Ponieważ przemysł wprowadza do oceanu pewne ilości niezbyt dobrych pierwiastków jak rtęć czy fluor to jakie ilości regularnie spożywanych ryb morskich nie stanowią ryzyka ,czy Bałtyk jako intensywniej wykorzystywane morze nie stanowi podwójnego ryzyka ,pozatym słyszy się że przecieki radioonuklidów nie zostały całkowicie zahamowane po awarii elektrowni w Fukuszimie w Japoni. Czy one nie będą stanowić w przyszłości zagrożenia dla konsumcji z wód oceanicznych ,jakie jeszcze roślinki koncentrują lit w stopniu przydatnym i niezagrażającym ,czy lit jest mikroelementem czy co najwyżej mikroelementem ukrytym ,w szkole uczono że kationy litu ale też strontu zabarwiają płomień na ładny intensywny karminowy kolor ,taki intensywnie czerwony kolor ,tak jak znane kationy sodu na żółty ,więc może być stosowany w kolorowych fajerwerkach ,więc kolorowe fajerwerki czasami mogą być niewielkim wzbogacaniem litu w glebie być może bo nie wiem co tam producenci obecnie dodają bo raczej tak naszym zdrowiem ci producenci tak bardzo się nie przejmują ,obawiam się że częściej może być używany stront ,pierwiastek nieco pokrewny wapniowi ,choć nigdy nie słyszałem o działaniu jego mikroilości .Dziękuję panu profesorowi za podanie tych rzadko spotykanych informacji wraz z informacjami o ilości dawkek bezpiecznych .Jeśli by było można dobrze byłoby się dowiedzieć o korzyściach i zagrożeniach innych pierwiastków ,na przykład słyszy się o dodawaniu do wody pitnej pewnych ilości fluoru ,czy i dlaczego się to robi ,czy naszym dobrodziejom aż tak zależy na jakości naszego szkliwa zębowego ,i jak pozbyć się z wody ewentualne drobnych ilości tego pierwiastka .Czekamy na dalsze informacje na ten temat .Jakich pierwiastków organizm wogóle nie potrzebuje ,których pierwiastków należałoby się bezwzględnie wystrzegać nawet w mikroilościach, jak na przykład rtęc,i jak je neutralizować ,słyszałem od pana kolegów z jutuba że duża część roślin jak na przykład rzodkiewki ma związki chelatujące z metalami co czasem może stanowić przeszkodę w przyswajalności żelaza ,ale gdy to redukuje ilości takiej rtęci to już chyba bardzo dobrze .

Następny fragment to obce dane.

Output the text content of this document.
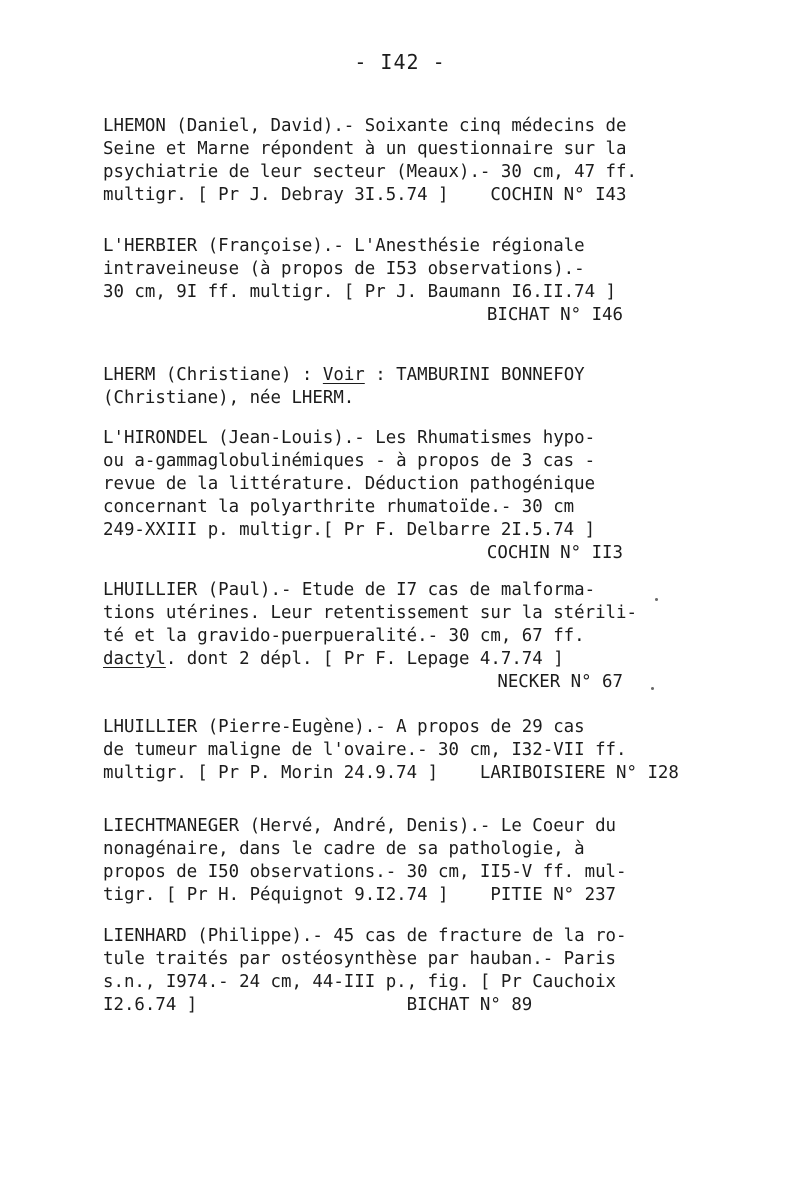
- I42 -
LHEMON (Daniel, David).- Soixante cinq médecins de
Seine et Marne répondent à un questionnaire sur la
psychiatrie de leur secteur (Meaux).- 30 cm, 47 ff.
multigr. [ Pr J. Debray 3I.5.74 ]    COCHIN N° I43
L'HERBIER (Françoise).- L'Anesthésie régionale
intraveineuse (à propos de I53 observations).-
30 cm, 9I ff. multigr. [ Pr J. Baumann I6.II.74 ]
BICHAT N° I46
LHERM (Christiane) : Voir : TAMBURINI BONNEFOY
(Christiane), née LHERM.
L'HIRONDEL (Jean-Louis).- Les Rhumatismes hypo-
ou a-gammaglobulinémiques - à propos de 3 cas -
revue de la littérature. Déduction pathogénique
concernant la polyarthrite rhumatoïde.- 30 cm
249-XXIII p. multigr.[ Pr F. Delbarre 2I.5.74 ]
COCHIN N° II3
LHUILLIER (Paul).- Etude de I7 cas de malforma-
tions utérines. Leur retentissement sur la stérili-
té et la gravido-puerpueralité.- 30 cm, 67 ff.
dactyl. dont 2 dépl. [ Pr F. Lepage 4.7.74 ]
NECKER N° 67
LHUILLIER (Pierre-Eugène).- A propos de 29 cas
de tumeur maligne de l'ovaire.- 30 cm, I32-VII ff.
multigr. [ Pr P. Morin 24.9.74 ]    LARIBOISIERE N° I28
LIECHTMANEGER (Hervé, André, Denis).- Le Coeur du
nonagénaire, dans le cadre de sa pathologie, à
propos de I50 observations.- 30 cm, II5-V ff. mul-
tigr. [ Pr H. Péquignot 9.I2.74 ]    PITIE N° 237
LIENHARD (Philippe).- 45 cas de fracture de la ro-
tule traités par ostéosynthèse par hauban.- Paris
s.n., I974.- 24 cm, 44-III p., fig. [ Pr Cauchoix
I2.6.74 ]                    BICHAT N° 89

Wysłuchałem ponownie prelekcji i pod koniec usłyszałem że bezpieczna ilość jodu to jeszcze 1 mg ,czy miało to dotyczyć także litu ,jakie są zalecane optymalne ,maksymalne i minimalne aby miały pozytywne działanie dawki litu i jodu ,choć co do jodu już był wykład żeby znacznie nie przekraczać dawki paru mg rozumie że na dzień ,wspomniał pan o pewnych ryzykownych działaniach jodu podawanego jako kontrast w badaniach diagnostycznych.Czy mógłby Pan dodać na czym to polega ,czy zbyt dużej ilości na raz ,czy dodawaniu pewnej ilości jodu promieniotwórczego ,jeśli tak to jakiego J 131 czy J 129 .W związku z dużą ilością elektrowni atomowych ,wiemy że produktami rozpadu U235 są też pewne ilości jodu J131 i J129 .O ile okres półtrwania J 131 wynosi 8 dni ten w innym wypadku niebezpieczny izotop ma okres pótrwania 8 dni ,a więc całkowicie się powinien rozłożyć przez okres przechowywania odpadów do izotopu Xe131 całkowicie naturalnego i bezpiecznego .Co jednak z izotopem J129 jego okres półtrwania to ponad 2miliony lat ,więc jego ilość kumuluje się przy pracujących elektrowniach atomowych ,ponieważ pierwiastkowy jod jest nieco lotny to pewne ilości J129 mogą wyparowywać i mieszać się z naturalnym trwałym izotopem jodu J127 ,jaką obecnie J129 stanowi w częściach na milion( czyli ppm ) domieszkę do naturalnego J127 .Czy natknął się pan na jakieś informacje w tej sprawie ,czy dane są może utajniane albo ukrywane ,czy są to ilości mogące wywoływać obawy czy całkowicie znośne szczególnie dla naszych obolałych tarczyc.Dziękuje za poruszanie rzadko omawianych tematów w sposób uzupełniający zazwyczaj w mało omawianych aspektach.
Ludzie, jak was zrozumieć? Z jednej strony mam wrażenie, że chcecie żyć długo i jak najlepiej, a kiedy świadkowie Jehowy chcą wam powiedzieć o życiu wiecznym na ziemi, to mówicie, że was to nie interesuje. Sami nie wiecie czego chcecie! Żałosne!